The overall way I'd characterize their experience of technology is technologically integrated. They expect an iPhone-like minimal interface to be the window through which you perform all technological tasks; even a distinct UI like a TV remote control has been becoming more and more of a simple thin window into a complex on-screen interface.
Whereas my generation's technologies were technologically separate--each had its own distinct interface, physical location, and rules, often quite obscure and complex: the Nintendo required fiddling and blowing, TV and video cords needed to be switched in and out, videogame controllers for different systems had different layouts, cameras had a dozen quirky physical options and switches.
The telephone was such a fundamental communications medium that it became native to me and my siblings at a very early age. Same with keyboards and mice: I vividly remember going through the introductory exercises on the first Macintosh my family got in 1988, and learning what dragging and keyboard shortcuts were.

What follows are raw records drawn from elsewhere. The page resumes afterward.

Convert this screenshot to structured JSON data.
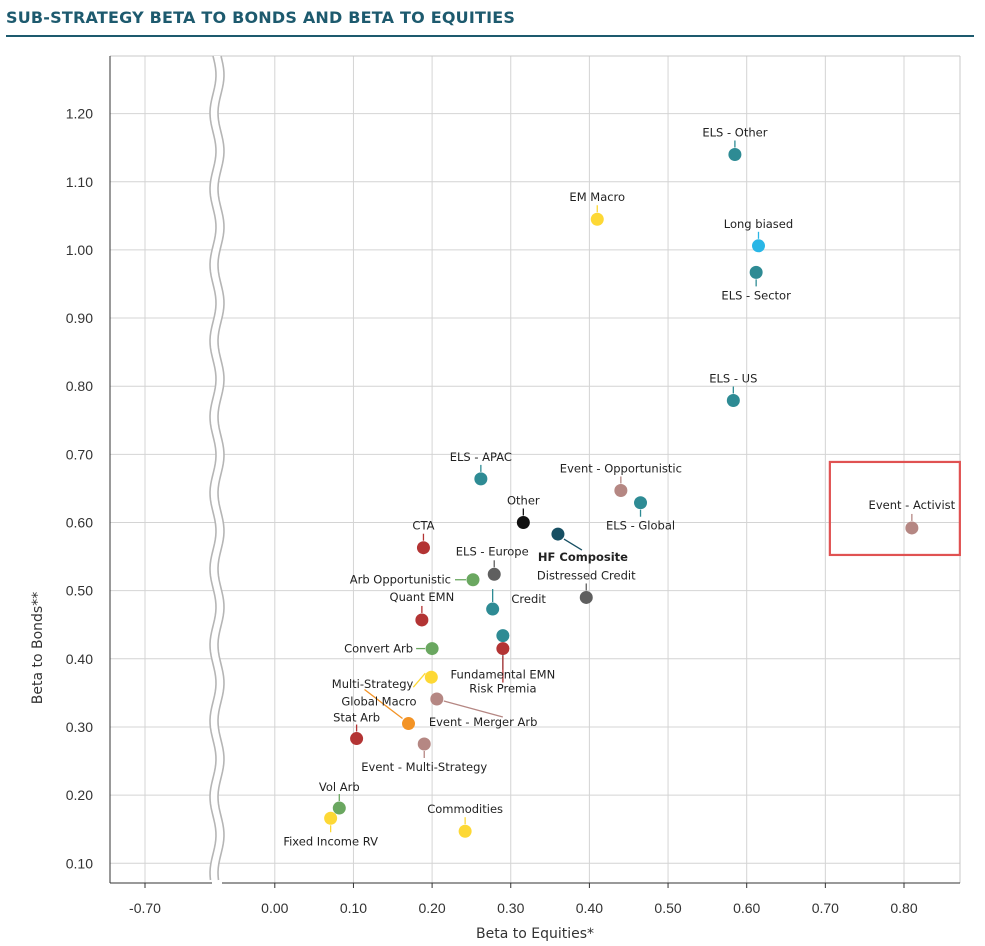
{
  "title": "SUB-STRATEGY BETA TO BONDS AND BETA TO EQUITIES",
  "colors": {
    "title": "#1d5a6e",
    "teal": "#2e8b94",
    "yellow": "#fdd835",
    "cyan": "#29b6e6",
    "red": "#b33434",
    "green": "#6aa760",
    "mauve": "#b58783",
    "gray": "#5f5f5f",
    "black": "#111111",
    "navy": "#174f63",
    "orange": "#f39325",
    "highlight": "#e05252"
  },
  "chart_data": {
    "type": "scatter",
    "xlabel": "Beta to Equities*",
    "ylabel": "Beta to Bonds**",
    "x_ticks": [
      "-0.70",
      "0.00",
      "0.10",
      "0.20",
      "0.30",
      "0.40",
      "0.50",
      "0.60",
      "0.70",
      "0.80"
    ],
    "y_ticks": [
      "0.10",
      "0.20",
      "0.30",
      "0.40",
      "0.50",
      "0.60",
      "0.70",
      "0.80",
      "0.90",
      "1.00",
      "1.10",
      "1.20"
    ],
    "xlim": [
      -0.86,
      0.87
    ],
    "ylim": [
      0.1,
      1.29
    ],
    "axis_break": "between -0.70 and 0.00",
    "grid": true,
    "highlighted": "Event - Activist",
    "points": [
      {
        "name": "ELS - Other",
        "x": 0.585,
        "y": 1.14,
        "color": "teal"
      },
      {
        "name": "EM Macro",
        "x": 0.41,
        "y": 1.045,
        "color": "yellow"
      },
      {
        "name": "Long biased",
        "x": 0.615,
        "y": 1.006,
        "color": "cyan"
      },
      {
        "name": "ELS - Sector",
        "x": 0.612,
        "y": 0.967,
        "color": "teal"
      },
      {
        "name": "ELS - US",
        "x": 0.583,
        "y": 0.779,
        "color": "teal"
      },
      {
        "name": "ELS - APAC",
        "x": 0.262,
        "y": 0.664,
        "color": "teal"
      },
      {
        "name": "Event - Opportunistic",
        "x": 0.44,
        "y": 0.647,
        "color": "mauve"
      },
      {
        "name": "ELS - Global",
        "x": 0.465,
        "y": 0.629,
        "color": "teal"
      },
      {
        "name": "Event - Activist",
        "x": 0.81,
        "y": 0.592,
        "color": "mauve"
      },
      {
        "name": "Other",
        "x": 0.316,
        "y": 0.6,
        "color": "black"
      },
      {
        "name": "HF Composite",
        "x": 0.36,
        "y": 0.583,
        "color": "navy"
      },
      {
        "name": "CTA",
        "x": 0.189,
        "y": 0.563,
        "color": "red"
      },
      {
        "name": "ELS - Europe",
        "x": 0.279,
        "y": 0.524,
        "color": "gray"
      },
      {
        "name": "Arb Opportunistic",
        "x": 0.252,
        "y": 0.516,
        "color": "green"
      },
      {
        "name": "Distressed Credit",
        "x": 0.396,
        "y": 0.49,
        "color": "gray"
      },
      {
        "name": "Credit",
        "x": 0.277,
        "y": 0.473,
        "color": "teal"
      },
      {
        "name": "Quant EMN",
        "x": 0.187,
        "y": 0.457,
        "color": "red"
      },
      {
        "name": "Fundamental EMN",
        "x": 0.29,
        "y": 0.434,
        "color": "teal"
      },
      {
        "name": "Risk Premia",
        "x": 0.29,
        "y": 0.415,
        "color": "red"
      },
      {
        "name": "Convert Arb",
        "x": 0.2,
        "y": 0.415,
        "color": "green"
      },
      {
        "name": "Multi-Strategy",
        "x": 0.199,
        "y": 0.373,
        "color": "yellow"
      },
      {
        "name": "Global Macro",
        "x": 0.17,
        "y": 0.305,
        "color": "orange"
      },
      {
        "name": "Event - Merger Arb",
        "x": 0.206,
        "y": 0.341,
        "color": "mauve"
      },
      {
        "name": "Stat Arb",
        "x": 0.104,
        "y": 0.283,
        "color": "red"
      },
      {
        "name": "Event - Multi-Strategy",
        "x": 0.19,
        "y": 0.275,
        "color": "mauve"
      },
      {
        "name": "Vol Arb",
        "x": 0.082,
        "y": 0.181,
        "color": "green"
      },
      {
        "name": "Fixed Income RV",
        "x": 0.071,
        "y": 0.166,
        "color": "yellow"
      },
      {
        "name": "Commodities",
        "x": 0.242,
        "y": 0.147,
        "color": "yellow"
      }
    ]
  }
}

The seven- and eight-year-olds I teach are very unfamiliar with physical keyboards, mice and even touchpads. There's all sorts of elementary concepts that I have to specifically teach them, like:
- how to anchor the position of a mouse with the fingers that touch the table so it doesn't move when you click it
- the existence of different mouse buttons
- the fact that you can lift your mouse or finger up and bring it down further away to give yourself more room
- the idea that the meaningful area of the on-screen cursor is the tip of the arrow or finger and not the center
- the role of the shift key and the need to hold it down while briefly pressing another key rather than pressing both at once
- common keyboard shortcuts.
I've been seriously thinking about getting a typewriter!